Publication of source dataset: Lake, B.B. et al., (2023) An atlas of healthy and injured cell states and niches in the human kidney. Nature 619: 585-594. DOI: 10.1038/s41586-023-05769-3

Source Dataset Download Date

The original dataset was downloaded on May 12, 2025.

Dataset Card Authors

Karyna Rosario Cora and Ellaine Chou (CZI)

Dataset Card Contact

Ellaine Chou (echou@chanzuckerberg.com)

Uses

Primary Use Cases

  • Evaluation of model performance for cross-species disease label transfer

Out-of-Scope or Unauthorized Use Cases

Do not use the dataset for the following purposes:

  • Use that violates applicable laws, regulations (including trade compliance laws), or third party rights such as privacy or intellectual property rights.
  • Any use that is prohibited by the CC-BY 4.0 license.

Dataset Structure

The processed dataset is in H5ad format.

Personal and Sensitive Information

The dataset was de-identified by original authors and only includes RNA data and associated metadata in H5ad format.

Dataset Creation

Curation Rationale

The dataset is used for model benchmarking. The dataset was curated to ensure compliance with evaluated model requirements, inclusion of required metadata, format consistency, and compatibility across datasets used for model evaluation.

Source Data

The original data was downloaded in H5ad format from CZ CELLxGENE. The source data can be directly downloaded by clicking this CZ CELLxGENE file link.

Who are the source data producers?

The original dataset was generated by Lake et al., 2023.

Data Collection and Processing

The dataset includes single-cell and single-nucleus RNA sequencing data obtained through droplet-based transcriptomic assays (Chromium v3) for single nuclei and single cells. The resulting RNA data from 304,652 cells was downloaded in H5ad format.
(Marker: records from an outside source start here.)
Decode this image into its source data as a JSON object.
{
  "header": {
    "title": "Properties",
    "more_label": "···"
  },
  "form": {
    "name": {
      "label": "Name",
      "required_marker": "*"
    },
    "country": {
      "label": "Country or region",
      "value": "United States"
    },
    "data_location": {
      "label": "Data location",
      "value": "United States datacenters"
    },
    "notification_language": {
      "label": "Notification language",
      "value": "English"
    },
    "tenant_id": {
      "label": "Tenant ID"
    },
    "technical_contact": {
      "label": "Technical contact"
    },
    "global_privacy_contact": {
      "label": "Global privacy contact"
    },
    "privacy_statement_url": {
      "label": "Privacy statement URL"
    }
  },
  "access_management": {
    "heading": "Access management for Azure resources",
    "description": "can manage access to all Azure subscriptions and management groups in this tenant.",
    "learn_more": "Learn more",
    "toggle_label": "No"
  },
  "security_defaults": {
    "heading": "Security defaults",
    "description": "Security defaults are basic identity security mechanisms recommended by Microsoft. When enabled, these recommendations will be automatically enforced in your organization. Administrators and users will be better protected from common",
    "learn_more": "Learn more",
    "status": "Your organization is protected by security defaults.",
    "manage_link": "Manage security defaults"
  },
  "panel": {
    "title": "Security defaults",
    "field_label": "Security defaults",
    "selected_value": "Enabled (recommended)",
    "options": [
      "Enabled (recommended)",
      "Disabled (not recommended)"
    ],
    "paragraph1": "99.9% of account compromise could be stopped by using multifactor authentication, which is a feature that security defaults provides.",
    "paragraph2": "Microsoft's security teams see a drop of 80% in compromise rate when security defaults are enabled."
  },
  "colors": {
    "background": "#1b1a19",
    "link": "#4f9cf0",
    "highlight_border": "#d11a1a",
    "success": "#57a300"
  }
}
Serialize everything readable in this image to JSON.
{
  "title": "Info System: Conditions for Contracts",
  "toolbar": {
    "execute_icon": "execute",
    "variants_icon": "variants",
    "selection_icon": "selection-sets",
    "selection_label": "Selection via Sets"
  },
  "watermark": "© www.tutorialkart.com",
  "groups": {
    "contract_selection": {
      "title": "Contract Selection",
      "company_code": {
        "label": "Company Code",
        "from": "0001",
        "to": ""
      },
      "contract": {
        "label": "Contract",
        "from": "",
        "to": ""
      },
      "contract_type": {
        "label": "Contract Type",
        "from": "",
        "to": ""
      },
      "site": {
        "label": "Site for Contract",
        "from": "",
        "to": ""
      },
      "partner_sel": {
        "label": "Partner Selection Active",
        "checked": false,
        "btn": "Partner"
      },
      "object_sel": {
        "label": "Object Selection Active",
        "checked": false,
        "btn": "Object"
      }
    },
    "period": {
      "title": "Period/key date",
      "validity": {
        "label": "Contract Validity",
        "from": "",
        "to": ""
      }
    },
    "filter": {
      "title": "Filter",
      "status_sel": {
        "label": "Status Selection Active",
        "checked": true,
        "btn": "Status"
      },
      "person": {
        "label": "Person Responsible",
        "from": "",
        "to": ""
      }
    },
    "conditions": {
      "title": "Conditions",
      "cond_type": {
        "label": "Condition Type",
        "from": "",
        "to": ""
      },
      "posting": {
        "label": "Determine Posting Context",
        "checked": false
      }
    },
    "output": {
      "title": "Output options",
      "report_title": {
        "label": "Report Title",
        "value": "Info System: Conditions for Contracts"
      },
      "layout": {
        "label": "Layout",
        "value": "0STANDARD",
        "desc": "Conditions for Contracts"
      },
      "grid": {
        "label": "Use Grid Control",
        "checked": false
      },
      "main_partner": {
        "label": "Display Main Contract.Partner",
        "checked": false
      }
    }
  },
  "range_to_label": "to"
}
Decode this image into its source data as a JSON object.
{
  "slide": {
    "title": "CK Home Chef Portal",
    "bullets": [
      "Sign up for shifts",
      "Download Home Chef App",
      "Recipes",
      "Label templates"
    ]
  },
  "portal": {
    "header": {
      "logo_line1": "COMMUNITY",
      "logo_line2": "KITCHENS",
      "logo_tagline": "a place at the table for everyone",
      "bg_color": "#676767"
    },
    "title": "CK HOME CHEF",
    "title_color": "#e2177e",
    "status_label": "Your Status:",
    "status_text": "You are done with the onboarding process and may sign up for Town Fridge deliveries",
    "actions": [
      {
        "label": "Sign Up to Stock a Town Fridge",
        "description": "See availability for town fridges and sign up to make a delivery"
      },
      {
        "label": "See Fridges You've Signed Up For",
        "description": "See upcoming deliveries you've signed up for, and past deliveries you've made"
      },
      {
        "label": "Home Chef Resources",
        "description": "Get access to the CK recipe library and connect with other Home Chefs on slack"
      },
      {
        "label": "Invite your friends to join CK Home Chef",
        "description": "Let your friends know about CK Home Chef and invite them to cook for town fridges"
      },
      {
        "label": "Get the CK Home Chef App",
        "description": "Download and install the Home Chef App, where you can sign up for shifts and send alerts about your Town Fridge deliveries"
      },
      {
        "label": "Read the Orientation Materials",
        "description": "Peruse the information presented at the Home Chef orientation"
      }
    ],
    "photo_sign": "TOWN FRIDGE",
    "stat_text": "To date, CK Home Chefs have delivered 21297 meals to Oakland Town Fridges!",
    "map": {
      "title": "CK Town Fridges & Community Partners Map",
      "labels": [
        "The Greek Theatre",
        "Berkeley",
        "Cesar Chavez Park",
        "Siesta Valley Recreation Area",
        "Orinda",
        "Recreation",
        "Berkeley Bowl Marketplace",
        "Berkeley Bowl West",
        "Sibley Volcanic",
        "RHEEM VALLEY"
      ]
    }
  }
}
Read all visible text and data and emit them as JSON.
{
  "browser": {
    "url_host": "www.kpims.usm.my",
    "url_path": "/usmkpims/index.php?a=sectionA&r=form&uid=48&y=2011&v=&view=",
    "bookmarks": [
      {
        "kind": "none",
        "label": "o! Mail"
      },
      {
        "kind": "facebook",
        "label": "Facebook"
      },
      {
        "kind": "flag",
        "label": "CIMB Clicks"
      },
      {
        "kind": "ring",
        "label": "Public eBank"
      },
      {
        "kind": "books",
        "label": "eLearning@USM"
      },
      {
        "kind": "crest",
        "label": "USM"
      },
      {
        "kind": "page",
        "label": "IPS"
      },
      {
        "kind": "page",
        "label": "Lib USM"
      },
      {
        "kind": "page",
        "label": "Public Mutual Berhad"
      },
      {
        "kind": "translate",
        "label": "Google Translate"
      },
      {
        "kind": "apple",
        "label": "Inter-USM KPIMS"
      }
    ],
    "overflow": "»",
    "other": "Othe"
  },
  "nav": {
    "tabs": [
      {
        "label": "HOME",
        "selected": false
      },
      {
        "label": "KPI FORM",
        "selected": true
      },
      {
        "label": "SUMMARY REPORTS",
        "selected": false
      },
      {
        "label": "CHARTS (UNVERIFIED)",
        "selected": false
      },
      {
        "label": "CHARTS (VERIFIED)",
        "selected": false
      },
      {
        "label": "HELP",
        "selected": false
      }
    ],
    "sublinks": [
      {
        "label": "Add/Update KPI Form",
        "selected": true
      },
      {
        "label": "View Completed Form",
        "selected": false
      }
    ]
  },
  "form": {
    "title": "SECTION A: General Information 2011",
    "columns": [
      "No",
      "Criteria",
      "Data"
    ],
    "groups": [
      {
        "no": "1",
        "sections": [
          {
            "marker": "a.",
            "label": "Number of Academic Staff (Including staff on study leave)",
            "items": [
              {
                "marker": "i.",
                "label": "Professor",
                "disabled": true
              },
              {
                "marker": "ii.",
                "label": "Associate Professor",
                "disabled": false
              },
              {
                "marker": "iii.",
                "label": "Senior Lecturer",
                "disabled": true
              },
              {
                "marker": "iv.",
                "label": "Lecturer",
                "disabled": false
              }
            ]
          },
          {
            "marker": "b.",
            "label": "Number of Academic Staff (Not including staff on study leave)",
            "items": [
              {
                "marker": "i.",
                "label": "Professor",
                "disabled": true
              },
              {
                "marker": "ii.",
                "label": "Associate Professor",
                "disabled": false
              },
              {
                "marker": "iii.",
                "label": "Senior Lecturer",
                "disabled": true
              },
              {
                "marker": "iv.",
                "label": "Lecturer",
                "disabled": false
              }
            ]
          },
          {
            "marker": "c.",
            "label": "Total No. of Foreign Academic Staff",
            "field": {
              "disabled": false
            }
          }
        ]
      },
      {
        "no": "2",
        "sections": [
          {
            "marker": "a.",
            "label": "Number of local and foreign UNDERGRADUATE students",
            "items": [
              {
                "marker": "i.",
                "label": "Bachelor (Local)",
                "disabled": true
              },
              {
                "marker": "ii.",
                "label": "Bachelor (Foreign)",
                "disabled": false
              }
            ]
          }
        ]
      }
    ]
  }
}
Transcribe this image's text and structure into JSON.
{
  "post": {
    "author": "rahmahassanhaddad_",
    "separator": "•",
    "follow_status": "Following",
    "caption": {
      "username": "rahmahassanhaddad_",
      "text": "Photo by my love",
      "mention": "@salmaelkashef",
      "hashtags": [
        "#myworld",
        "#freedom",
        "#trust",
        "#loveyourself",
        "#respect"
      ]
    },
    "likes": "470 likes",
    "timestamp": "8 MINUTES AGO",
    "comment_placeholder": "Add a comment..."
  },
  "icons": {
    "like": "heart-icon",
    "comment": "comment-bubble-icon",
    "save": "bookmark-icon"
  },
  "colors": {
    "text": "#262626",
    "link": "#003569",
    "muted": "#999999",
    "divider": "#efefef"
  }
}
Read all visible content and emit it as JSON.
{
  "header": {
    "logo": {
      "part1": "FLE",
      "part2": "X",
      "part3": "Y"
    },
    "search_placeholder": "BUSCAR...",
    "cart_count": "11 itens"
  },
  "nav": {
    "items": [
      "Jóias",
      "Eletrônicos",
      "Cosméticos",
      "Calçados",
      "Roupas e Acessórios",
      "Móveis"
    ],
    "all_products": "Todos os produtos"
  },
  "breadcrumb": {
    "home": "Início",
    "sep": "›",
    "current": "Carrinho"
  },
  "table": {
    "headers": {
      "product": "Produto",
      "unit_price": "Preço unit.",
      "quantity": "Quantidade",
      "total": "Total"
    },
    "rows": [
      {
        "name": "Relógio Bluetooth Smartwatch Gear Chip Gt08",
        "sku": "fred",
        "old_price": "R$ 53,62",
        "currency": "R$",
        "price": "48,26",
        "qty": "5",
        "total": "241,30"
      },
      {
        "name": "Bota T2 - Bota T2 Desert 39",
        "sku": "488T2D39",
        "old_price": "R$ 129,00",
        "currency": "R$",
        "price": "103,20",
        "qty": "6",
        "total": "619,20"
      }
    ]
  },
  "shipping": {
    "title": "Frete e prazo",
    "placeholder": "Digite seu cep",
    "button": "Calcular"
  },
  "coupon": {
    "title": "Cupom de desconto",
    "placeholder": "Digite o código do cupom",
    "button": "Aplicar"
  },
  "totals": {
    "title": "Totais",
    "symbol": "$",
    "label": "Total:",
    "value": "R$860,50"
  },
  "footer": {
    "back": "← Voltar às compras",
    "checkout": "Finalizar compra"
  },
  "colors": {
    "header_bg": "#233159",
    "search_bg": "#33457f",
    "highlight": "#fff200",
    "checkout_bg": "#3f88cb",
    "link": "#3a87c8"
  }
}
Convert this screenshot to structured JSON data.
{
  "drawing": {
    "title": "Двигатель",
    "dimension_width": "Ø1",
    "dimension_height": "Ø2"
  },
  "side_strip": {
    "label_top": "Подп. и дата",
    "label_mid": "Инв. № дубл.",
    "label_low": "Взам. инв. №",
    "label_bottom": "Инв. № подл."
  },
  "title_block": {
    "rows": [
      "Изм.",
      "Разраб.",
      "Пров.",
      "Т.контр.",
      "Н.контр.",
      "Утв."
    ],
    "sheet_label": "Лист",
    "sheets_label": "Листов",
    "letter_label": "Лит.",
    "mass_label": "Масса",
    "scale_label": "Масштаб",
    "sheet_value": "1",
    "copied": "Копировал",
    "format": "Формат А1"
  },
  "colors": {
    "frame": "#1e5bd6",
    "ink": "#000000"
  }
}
Gene count tables were combined with required metadata variables. Briefly, the dataset was processed to:

  • remove cells with fewer than 1000 reads
  • remove genes with fewer than 1000 reads across cells
  • remove cells with fewer than 1000 genes across cells per donor
  • curate disease prediction labels
  • test dataset compatibility with evaluated models

After curation and filtering, 208,354 cells remained (see data processing script).

Annotation process

Lake et al., 2023 originally annotated the data through a multi-step process that began with unsupervised clustering of the snRNA sequencing data. These initial clusters were then assigned to 77 different cell subclasses using known cell type markers and regional information from the kidney. Authors used the snRNA data as a reference to integrate and transfer annotations to scRNA sequencing and SNARE-seq2 data. This integration helped ensure the accuracy and consistency of the cell annotations across different technologies and was validated through correlations with published datasets and anatomical locations. Authors also defined and annotated "altered states" to categorize cells affected by injury or disease. See paper for details. For benchmarking purposes, additional annotations were done following CZ CELLxGENE data standards (see CZ CELLxGENE Documentation).

Who are the annotators?

The dataset was annotated by original data generators (see Lake et al., 2023). Additional annotations were provided by the Stanford Lattice team.

Biases, Risks, and Limitations

Potential Biases

  • Technical biases inherent to single-cell and single-nucleusRNA sequencing technologies may be present.

Limitations

  • The processed dataset only captures gene expression from kidney cells.This limits the generalizability of the dataset.

Caveats and Recommendations

  • Users should carefully consider the biological context and study design of the dataset before drawing conclusions.
  • We are committed to advancing the responsible development and use of artificial intelligence. Please follow our Acceptable Use Policy when using our services.

Acknowledgements

We acknowledge all authors and contributors of the original dataset for making this valuable resource available to the community.